Situação Geral dos Tribunais

Negado provimento ao recurso duma decisão mais favorável que aplicou a pena de suspensão pela falsificação de documento

        Em 14 de Maio de 2010, o recorrente, de apelido Teng e que prestava funções na Direcção dos Serviços de Solos, Obras Públicas e Transportes, ao consultar o seu processo individual, adicionou, por baixo da assinatura aposta na sua declaração datada de 28 de Setembro de 1992 de não estar disposto a proceder a descontos para efeitos de aposentação e sobrevivência, o seguinte conteúdo “Obs. Cancelei a presente declaração no dia 30 de Setembro de 1992. Declarante: Teng XX.”, tendo, desta forma, falsificado documento no seu processo individual, com intenção de obter benefício ilícito no âmbito da aposentação. Em 19 de Janeiro de 2012, o Senhor Secretário para os Transportes e Obras Públicas proferiu um despacho, no sentido de aplicar ao mesmo a pena disciplinar de suspensão por seis meses. Inconformado, o recorrente interpôs recurso contencioso perante o Tribunal de Segunda Instância em 20 de Abril de 2012.

        O recorrente sustentou que o acto recorrido padecia de vários vícios: erro nos pressupostos de facto, a violação do princípio da presunção de inocência, a violação do princípio do inquisitório e a violação dos princípios da justiça e da igualdade.

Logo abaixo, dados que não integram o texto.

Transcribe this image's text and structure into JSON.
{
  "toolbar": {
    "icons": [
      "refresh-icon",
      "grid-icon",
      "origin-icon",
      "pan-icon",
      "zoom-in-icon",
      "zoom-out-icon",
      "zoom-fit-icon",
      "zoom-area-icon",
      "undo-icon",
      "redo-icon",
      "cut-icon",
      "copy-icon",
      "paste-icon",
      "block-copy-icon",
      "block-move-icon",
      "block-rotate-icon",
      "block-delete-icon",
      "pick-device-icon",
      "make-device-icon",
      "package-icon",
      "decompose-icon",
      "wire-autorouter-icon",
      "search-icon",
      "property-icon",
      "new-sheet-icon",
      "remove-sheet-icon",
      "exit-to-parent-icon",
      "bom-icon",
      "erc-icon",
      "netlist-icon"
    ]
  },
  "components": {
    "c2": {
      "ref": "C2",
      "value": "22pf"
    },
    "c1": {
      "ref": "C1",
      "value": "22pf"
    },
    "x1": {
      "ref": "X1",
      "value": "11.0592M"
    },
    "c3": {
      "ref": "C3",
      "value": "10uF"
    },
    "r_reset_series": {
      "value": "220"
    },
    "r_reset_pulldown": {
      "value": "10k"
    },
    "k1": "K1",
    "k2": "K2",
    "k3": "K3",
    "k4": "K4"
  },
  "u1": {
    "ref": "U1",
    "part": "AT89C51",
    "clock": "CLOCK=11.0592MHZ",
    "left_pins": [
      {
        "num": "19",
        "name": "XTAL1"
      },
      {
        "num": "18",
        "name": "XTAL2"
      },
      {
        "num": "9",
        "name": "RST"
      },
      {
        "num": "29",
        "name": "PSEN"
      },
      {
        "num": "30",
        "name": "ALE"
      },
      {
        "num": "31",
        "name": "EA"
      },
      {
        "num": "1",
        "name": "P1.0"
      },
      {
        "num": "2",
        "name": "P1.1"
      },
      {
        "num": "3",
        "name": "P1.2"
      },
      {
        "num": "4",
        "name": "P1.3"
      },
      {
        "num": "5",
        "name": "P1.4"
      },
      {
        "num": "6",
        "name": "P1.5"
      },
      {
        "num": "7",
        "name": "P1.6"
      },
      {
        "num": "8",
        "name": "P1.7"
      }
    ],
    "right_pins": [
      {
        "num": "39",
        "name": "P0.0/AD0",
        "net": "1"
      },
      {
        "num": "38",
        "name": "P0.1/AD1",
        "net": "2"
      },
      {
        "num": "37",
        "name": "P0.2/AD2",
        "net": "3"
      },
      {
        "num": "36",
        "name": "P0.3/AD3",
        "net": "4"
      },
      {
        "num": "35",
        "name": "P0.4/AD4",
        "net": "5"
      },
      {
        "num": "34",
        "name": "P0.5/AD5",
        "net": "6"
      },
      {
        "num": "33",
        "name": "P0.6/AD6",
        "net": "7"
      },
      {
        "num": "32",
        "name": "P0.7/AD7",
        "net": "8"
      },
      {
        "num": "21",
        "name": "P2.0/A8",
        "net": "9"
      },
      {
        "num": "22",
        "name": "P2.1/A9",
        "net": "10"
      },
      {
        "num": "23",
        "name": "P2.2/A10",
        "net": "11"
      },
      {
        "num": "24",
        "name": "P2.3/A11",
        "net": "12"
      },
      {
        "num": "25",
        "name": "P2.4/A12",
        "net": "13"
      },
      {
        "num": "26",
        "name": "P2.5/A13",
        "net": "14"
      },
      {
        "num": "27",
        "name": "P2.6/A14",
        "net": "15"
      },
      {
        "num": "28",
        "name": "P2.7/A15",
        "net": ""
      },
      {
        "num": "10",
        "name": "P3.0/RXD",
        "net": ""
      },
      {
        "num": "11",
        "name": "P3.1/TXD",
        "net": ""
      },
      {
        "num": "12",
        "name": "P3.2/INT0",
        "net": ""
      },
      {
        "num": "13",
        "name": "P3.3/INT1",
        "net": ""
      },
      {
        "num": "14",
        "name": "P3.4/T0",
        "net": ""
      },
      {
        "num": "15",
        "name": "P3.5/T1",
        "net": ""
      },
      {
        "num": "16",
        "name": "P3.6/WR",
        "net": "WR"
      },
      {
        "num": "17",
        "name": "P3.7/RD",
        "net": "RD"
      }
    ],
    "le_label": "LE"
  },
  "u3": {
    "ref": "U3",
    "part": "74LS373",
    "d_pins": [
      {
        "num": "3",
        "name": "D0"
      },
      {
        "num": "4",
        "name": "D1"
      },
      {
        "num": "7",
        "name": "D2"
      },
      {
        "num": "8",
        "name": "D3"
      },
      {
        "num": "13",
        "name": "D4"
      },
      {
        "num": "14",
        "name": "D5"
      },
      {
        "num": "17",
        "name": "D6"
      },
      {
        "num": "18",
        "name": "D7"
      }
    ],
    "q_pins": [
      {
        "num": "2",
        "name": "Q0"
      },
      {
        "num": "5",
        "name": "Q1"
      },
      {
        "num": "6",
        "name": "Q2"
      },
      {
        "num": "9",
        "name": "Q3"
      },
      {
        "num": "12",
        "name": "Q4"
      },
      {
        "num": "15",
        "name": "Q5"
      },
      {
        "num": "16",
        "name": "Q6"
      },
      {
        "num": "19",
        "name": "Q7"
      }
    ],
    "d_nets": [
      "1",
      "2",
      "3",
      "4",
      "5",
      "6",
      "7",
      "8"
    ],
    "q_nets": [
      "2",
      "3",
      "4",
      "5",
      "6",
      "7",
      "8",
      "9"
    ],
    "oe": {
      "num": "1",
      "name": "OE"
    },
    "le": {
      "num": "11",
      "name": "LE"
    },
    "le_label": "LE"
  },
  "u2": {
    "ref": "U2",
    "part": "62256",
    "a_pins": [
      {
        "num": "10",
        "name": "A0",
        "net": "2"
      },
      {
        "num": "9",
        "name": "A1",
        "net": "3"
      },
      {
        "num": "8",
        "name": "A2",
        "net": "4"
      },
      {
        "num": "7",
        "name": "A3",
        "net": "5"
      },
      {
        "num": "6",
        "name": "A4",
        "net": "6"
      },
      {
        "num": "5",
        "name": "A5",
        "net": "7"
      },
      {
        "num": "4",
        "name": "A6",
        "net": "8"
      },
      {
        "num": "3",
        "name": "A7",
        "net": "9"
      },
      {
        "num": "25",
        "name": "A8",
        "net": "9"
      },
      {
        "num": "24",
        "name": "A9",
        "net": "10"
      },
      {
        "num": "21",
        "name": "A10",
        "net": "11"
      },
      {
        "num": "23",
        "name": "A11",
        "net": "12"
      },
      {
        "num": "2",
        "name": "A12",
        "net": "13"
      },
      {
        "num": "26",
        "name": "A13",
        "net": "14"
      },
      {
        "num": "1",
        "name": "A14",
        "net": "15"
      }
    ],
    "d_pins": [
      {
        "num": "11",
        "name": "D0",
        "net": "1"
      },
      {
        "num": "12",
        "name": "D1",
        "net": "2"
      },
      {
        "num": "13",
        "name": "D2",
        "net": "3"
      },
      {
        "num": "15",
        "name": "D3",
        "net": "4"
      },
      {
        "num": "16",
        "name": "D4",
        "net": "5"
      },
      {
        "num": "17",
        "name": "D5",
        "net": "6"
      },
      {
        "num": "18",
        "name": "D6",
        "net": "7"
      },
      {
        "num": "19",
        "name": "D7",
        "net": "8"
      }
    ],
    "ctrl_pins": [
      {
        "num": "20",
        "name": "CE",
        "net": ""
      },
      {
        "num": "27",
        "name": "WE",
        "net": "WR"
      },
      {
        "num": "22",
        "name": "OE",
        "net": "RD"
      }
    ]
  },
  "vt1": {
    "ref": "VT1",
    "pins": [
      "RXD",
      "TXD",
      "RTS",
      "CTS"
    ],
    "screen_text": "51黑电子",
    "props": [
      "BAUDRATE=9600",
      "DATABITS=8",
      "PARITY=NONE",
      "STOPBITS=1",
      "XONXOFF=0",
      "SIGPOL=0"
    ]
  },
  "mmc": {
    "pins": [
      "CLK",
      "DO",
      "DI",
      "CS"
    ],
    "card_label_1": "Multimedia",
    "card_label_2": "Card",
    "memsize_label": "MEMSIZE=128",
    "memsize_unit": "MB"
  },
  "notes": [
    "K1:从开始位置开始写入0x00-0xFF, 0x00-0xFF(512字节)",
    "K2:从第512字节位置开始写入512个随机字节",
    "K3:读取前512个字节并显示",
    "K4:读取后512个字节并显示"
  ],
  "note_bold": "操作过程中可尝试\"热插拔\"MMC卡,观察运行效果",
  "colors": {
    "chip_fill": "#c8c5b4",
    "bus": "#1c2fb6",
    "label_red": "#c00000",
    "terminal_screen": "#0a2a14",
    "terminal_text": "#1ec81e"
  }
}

        O Tribunal de Segunda Instância entendeu o seguinte: em relação aos invocados vícios de erro nos pressupostos de facto e de violação do princípio da presunção de inocência, a apreciação da prova não se faz de modo isolado, mas sim com base na análise sintética de todas as provas. Neste caso concreto, apesar de os trabalhadores da Direcção não terem visto o recorrente escrever as palavras supracitadas, repararam na sua prática do acto de escrever. Só que não sabiam o que estava a escrever ou se o fazia no documento ora em causa. Do relatório da perícia caligráfica apresentado pela Polícia Judiciária resulta que é “bem provável” (70 - 85%) que as respectivas palavras tenham sido escritas pelo recorrente. Naquele dia, quando o recorrente foi consultar o processo, levou consigo papéis e uma caneta, cuja tinta é da mesma cor das palavras adicionadas. Tendo analisado sinteticamente as provas e documentos acima mencionados, o Tribunal de Segunda Instância entendeu que o acto recorrido, ao dar por assentes os respectivos factos ilícitos, não incorreu em qualquer erro, nem violou o princípio da presunção de inocência, mas sim, pelo contrário, agiu em cumprimento do princípio da legalidade da apreciação da prova e das regras da experiência comum.

        A propósito da violação do princípio do inquisitório: conforme o recorrente, o acto recorrido ignorou o facto de ele sofrer de doença psíquica durante muito tempo e não averiguou por iniciativa própria se tal facto excluiria a ilicitude do facto ou a culpa dele. Por seu turno, o Tribunal de Segunda Instância entendeu que, de facto, o instrutor já se empenhou na investigação, mas que não conseguiu demais informações devido à não colaboração do recorrente (não consentiu previamente que o seu médico apresentasse relatório de avaliação).

        No tocante à violação dos princípios da justiça e da igualdade: na opinião do recorrente, não se ponderaram todas as circunstâncias atenuantes, pelo que é injusto e contrário ao princípio da proporcionalidade aplicar a sanção de suspensão por seis meses em relação a este acontecimento singular e fortuito. Os Mm.ºs Juízes consideraram que, na causa vertente, o recorrente, dolosamente, falsificou documento, com intenção de obter benefício para si, sendo ambos elevados o grau de ilicitude e o de gravidade. À luz do art.º 315.º, n.º 1 e n.º 2, al. o) do Estatuto dos Trabalhadores da Administração Pública de Macau, é-lhe aplicável a pena de demissão. Todavia, tendo em conta as circunstâncias atenuantes estipuladas nas al.s a) e h) do art.º 282.º do mesmo diploma legal, e por força do disposto no art.º 316.º, n.º 2, a Administração acabou por decidir aplicar ao recorrente uma pena de seis meses de suspensão. Daí se vê que a entidade recorrida já lhe fixou uma pena disciplinar mais leve do que aquela que seria aplicável, não se verificando, pois, a violação do princípio da proporcionalidade.

        Face ao exposto, julgou-se improcedente o recurso contencioso sub judice, mantendo-se, consequentemente, o acto recorrido.

        Cfr. o acórdão do Tribunal de Segunda Instância, processo n.º 292/2012.